Commission launches radical transport plan
White paper targets short-haul flights and petrol-powered cars.
No one should be taking short-haul flights or driving conventional-oil-powered cars in cities by the middle of the century, according to a blueprint for Europe’s future transport from the European Commission.
“The choices we make today will determine the shape of transport in 2050,” said Siim Kallas, the European commissioner for transport, as he launched the Commission’s white paper for transport today (28 March) in Brussels. “Curbing mobility is not an option, nor is business as usual,” he added.
The long-awaited paper sets the course of European Union transport policy for the next decade, aiming to pave the way to a greener transport network that is no longer dependent on fossil fuels, as well as pulling down the remaining barriers to a single market in transport.
Key goals (see panel) include halving the use of conventional-oil-powered cars by 2030 in urban areas and phasing them out entirely in city centres by 2050. Another goal is that all passenger journeys between 200 and 1,000 kilometres should be made by rail, rather than by air.
These aims are part of a wider strategy to reduce greenhouse-gas emissions from transport by 60% by 2050, compared to 1990 levels.

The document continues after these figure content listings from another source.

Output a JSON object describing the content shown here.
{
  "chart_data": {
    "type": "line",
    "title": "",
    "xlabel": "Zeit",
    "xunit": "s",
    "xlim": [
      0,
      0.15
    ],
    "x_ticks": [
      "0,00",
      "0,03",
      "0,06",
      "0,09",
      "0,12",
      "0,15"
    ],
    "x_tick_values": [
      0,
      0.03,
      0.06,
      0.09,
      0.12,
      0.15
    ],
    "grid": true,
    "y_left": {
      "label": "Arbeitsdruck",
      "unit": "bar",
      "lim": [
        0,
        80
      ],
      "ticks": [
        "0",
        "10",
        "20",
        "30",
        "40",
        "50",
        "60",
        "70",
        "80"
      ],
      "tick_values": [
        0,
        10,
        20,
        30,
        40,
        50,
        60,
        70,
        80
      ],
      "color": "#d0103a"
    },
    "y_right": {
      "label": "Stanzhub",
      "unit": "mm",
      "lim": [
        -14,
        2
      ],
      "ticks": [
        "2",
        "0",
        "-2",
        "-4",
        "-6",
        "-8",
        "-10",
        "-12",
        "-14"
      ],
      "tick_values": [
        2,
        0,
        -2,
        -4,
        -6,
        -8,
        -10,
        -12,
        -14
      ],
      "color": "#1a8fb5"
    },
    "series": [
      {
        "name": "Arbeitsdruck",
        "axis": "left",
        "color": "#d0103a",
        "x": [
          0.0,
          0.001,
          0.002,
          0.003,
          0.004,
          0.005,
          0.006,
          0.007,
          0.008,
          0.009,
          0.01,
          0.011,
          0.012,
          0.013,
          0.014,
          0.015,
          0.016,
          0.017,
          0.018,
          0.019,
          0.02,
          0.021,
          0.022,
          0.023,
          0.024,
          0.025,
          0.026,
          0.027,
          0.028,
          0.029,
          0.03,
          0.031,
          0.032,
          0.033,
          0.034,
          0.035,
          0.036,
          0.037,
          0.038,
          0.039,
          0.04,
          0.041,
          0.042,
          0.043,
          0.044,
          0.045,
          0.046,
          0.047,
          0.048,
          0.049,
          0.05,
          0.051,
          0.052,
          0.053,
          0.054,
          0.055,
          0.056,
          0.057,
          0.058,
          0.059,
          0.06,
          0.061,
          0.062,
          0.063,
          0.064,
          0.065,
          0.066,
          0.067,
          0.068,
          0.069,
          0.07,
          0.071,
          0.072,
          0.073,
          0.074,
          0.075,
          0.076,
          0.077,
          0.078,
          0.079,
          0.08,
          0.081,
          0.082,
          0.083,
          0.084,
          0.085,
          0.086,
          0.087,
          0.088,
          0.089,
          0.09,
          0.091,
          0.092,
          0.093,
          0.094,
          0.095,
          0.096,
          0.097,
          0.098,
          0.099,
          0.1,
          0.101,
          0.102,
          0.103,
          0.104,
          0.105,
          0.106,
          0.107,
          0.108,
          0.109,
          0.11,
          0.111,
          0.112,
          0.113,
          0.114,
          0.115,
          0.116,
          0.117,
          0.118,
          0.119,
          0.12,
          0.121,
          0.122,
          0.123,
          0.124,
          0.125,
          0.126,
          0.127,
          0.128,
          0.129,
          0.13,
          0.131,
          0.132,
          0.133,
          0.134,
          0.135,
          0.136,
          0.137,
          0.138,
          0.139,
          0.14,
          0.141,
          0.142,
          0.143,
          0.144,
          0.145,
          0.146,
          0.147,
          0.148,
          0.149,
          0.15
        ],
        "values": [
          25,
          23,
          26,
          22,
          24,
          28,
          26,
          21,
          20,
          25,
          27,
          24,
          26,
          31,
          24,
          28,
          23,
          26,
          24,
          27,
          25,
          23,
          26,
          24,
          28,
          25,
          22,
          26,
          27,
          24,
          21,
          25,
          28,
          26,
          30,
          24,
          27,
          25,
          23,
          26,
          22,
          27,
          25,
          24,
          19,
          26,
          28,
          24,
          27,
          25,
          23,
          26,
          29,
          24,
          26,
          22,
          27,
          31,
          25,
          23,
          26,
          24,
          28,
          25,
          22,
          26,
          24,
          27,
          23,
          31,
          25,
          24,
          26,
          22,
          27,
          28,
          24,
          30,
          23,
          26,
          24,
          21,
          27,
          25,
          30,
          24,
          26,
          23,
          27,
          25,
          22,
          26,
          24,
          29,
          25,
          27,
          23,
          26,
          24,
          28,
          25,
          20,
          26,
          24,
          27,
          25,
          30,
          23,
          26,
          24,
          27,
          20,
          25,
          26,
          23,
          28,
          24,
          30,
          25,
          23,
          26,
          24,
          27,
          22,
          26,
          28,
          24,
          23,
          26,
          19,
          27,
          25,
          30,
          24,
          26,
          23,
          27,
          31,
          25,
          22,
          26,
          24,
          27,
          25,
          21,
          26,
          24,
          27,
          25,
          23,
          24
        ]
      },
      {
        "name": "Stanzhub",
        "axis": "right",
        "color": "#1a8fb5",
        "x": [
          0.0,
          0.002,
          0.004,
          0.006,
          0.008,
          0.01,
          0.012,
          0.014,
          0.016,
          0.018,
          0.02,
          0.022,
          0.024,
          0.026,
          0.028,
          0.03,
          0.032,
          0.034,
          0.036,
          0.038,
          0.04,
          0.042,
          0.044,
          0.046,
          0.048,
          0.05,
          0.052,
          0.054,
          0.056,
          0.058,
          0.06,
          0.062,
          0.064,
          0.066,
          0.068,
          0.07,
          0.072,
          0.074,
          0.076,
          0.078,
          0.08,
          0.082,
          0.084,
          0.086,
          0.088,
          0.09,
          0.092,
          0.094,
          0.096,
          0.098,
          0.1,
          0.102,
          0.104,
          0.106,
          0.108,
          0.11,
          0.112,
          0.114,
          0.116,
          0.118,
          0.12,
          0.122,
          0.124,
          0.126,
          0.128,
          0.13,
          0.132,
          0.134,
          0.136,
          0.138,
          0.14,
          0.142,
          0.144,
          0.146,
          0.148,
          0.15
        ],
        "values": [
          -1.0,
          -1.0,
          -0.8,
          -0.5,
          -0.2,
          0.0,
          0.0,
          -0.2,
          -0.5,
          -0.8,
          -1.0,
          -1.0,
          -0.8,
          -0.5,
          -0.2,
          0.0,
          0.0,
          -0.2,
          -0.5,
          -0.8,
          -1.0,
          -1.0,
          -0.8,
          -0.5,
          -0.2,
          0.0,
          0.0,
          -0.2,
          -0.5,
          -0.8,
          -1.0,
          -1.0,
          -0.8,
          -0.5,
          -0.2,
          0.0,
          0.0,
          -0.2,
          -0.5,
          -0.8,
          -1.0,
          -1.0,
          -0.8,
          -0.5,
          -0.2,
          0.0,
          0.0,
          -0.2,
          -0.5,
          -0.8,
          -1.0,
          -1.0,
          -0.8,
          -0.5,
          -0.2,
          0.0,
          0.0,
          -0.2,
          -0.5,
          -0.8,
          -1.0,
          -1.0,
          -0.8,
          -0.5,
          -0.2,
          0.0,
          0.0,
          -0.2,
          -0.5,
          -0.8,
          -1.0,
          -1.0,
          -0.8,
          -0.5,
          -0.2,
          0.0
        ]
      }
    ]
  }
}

The white paper sets out plans in 25 policy areas to meet these headline goals: a mix of regulation, research and innovation funding, as well as phasing out tax and subsidy regimes that currently favour more fossil-fuel intensive transport modes, such as road and aviation.
Criticism
Fact File
Transport goals
*Halve the use of conventional-oil-powered cars in urban transport by 2030 and phase them out entirely in cities by 2050.
* Airplanes should be powered by at least 40% low-carbon fuels by 2050, while emissions from shipping should be cut by 40% by the same year.
*By 2030 at least 30% of freight travelling distances of over 300 kilometres should go by rail or water transport, rather than road, rising to more than 50% by 2050.
*By 2050 the majority of passenger journeys between 200km and 1,000km should be made by rail.
*Reduce road-accident fatalities to almost zero by 2050.
The publication of the paper unleashed a torrent of claims from different transport interests. The European Automobile Manufacturers Association (ACEA) attacked the plans to move away from road transport as “arbitrary”. Ivan Hodac, ACEA’s secretary-general, said: “A simple call for a decrease in the use of motor vehicles will not provide the easy solution it appears to be, because there will not be less demand for the flexible solutions that road transport provides in contrast to other modes.” But Hendrik Abma, executive director of the Association of European Rail Infrastructure Managers, the pan-European group for track operators, praised the paper as “the right political signal at the right time”.
The Airports Council International (ACI) claimed that railways would be unable to absorb extra demand. Olivier Jankovec, director-general of ACI Europe, said that “the extensive rail developments announced will only absorb 0.5% of the total demand for air transport”.
Green transport campaigners were sharply critical. Jos Dings, director of Transport and Environment, described the plan as a “manifesto for inaction”. He said: “The only concrete action the Commission proposes within its current mandate [2010-14] is to expand airport capacity, which will make the headline targets even harder to reach. Plans to tackle harmful subsidies and to develop greener transport pricing are up to five years away.”
In response to criticism that he is delaying action, Kallas said the target to cut greenhouse-gas emissions by 60% was both “realistic” and “very ambitious”.